Ahh, the joys of open borders and Democrat leadership.

California is not just a public toilet but now there is evidence that leprosy is on the rise in Los Angeles County.

Barack Obama changed US law in 2016 and allowed immigrants with blistering STDs and leprosy to migrate to the US.

Medscape reported:

Leprosy, also known as Hansen’s disease, is rarely seen in the United States, but cases continue to emerge in Los Angeles County, a new report says.

“Hansen’s disease still exists, and we need to educate medical students and physicians,” coauthor Dr. Maria Teresa Ochoa from Keck Medical Center of the University of Southern California, Los Angeles, told Reuters Health by email.

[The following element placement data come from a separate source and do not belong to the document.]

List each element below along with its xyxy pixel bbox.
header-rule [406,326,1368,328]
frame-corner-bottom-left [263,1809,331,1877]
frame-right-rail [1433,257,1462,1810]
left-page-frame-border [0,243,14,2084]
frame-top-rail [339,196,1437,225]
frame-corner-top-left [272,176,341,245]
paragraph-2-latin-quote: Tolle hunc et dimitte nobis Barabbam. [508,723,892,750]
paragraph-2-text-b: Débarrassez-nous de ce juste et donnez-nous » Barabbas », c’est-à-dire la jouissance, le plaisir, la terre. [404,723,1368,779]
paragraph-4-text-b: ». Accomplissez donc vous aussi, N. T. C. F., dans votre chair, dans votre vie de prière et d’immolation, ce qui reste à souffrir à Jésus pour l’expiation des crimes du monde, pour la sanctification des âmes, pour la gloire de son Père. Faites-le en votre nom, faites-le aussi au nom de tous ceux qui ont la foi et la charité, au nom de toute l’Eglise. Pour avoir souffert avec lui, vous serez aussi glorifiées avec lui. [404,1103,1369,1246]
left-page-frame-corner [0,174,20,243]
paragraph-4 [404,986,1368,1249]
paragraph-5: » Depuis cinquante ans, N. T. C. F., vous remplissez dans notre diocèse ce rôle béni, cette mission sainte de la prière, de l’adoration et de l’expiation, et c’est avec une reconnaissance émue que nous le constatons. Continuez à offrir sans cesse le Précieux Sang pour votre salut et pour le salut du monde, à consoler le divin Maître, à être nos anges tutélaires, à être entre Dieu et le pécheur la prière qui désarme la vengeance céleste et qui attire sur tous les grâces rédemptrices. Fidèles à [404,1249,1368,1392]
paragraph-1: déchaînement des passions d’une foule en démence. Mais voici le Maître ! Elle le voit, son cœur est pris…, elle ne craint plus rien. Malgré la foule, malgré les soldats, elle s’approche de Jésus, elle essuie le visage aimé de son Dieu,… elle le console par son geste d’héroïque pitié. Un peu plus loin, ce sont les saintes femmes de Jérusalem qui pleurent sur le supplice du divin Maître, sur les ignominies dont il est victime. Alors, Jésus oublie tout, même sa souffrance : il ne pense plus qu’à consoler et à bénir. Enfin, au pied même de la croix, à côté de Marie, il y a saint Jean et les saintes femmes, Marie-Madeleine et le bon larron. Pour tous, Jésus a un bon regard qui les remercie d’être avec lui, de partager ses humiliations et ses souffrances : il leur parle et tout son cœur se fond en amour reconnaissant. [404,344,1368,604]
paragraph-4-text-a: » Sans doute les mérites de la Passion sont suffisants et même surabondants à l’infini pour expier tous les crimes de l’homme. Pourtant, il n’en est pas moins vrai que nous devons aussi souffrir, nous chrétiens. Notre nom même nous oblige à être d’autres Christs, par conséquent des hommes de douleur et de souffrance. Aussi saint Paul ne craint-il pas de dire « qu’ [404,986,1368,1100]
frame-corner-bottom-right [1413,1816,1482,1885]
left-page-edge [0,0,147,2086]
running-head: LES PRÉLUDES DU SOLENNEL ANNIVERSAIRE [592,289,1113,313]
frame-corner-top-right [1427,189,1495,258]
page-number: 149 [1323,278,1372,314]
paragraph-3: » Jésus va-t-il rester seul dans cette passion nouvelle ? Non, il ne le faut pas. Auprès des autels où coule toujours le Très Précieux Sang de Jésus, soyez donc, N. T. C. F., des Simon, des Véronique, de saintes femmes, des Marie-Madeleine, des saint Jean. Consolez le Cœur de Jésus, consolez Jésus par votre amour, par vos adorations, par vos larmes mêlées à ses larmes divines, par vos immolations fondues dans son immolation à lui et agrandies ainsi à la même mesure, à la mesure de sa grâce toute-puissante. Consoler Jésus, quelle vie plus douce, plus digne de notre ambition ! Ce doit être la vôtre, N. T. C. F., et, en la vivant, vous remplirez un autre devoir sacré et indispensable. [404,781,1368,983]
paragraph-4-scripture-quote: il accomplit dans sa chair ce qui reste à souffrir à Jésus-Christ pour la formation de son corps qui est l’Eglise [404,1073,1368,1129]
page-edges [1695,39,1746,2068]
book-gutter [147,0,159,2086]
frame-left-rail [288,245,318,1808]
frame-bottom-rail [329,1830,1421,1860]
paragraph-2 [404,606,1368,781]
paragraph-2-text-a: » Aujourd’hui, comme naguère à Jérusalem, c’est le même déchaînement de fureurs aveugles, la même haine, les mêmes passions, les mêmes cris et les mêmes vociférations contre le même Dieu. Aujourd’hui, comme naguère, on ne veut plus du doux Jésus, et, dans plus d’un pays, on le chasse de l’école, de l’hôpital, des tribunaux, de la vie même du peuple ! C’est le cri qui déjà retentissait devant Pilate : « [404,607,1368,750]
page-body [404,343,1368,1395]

Dr. Ochoa and colleagues identified 187 patients with the disease in a review of medical records from their leprosy clinic spanning 1973 to 2018. Most patients were Latino, originating from Mexico, and they experienced a median delay in diagnosis of more than three years, the team reports JAMA Dermatology, online August 7.

Multibacillary leprosy (MB) cases outnumbered paucibacillary leprosy (PB) cases by nearly eight to one (88.6% vs. 11.4%, respectively), and Latino patients were more likely than non-Latino patients to have MB, as were patients from Central or South America (versus other regions).

Most patients (80.7%) received multidrug therapy, and most (92.6%) received antibiotics for more than two years, especially if they had MB.

Only about half of patients (56.7%) had World Health Organization (WHO) grade 0 disability (no signs or symptoms suggestive of leprosy or disability) at the one-year follow-up, whereas 16.0% had grade 1 disability (loss of protective sensation) and 26.2% had grade 2 disability (visible deformity) at the last follow-up.

Among the patients who lost protective sensation, 87.7% (50/57) did not regain it following therapy.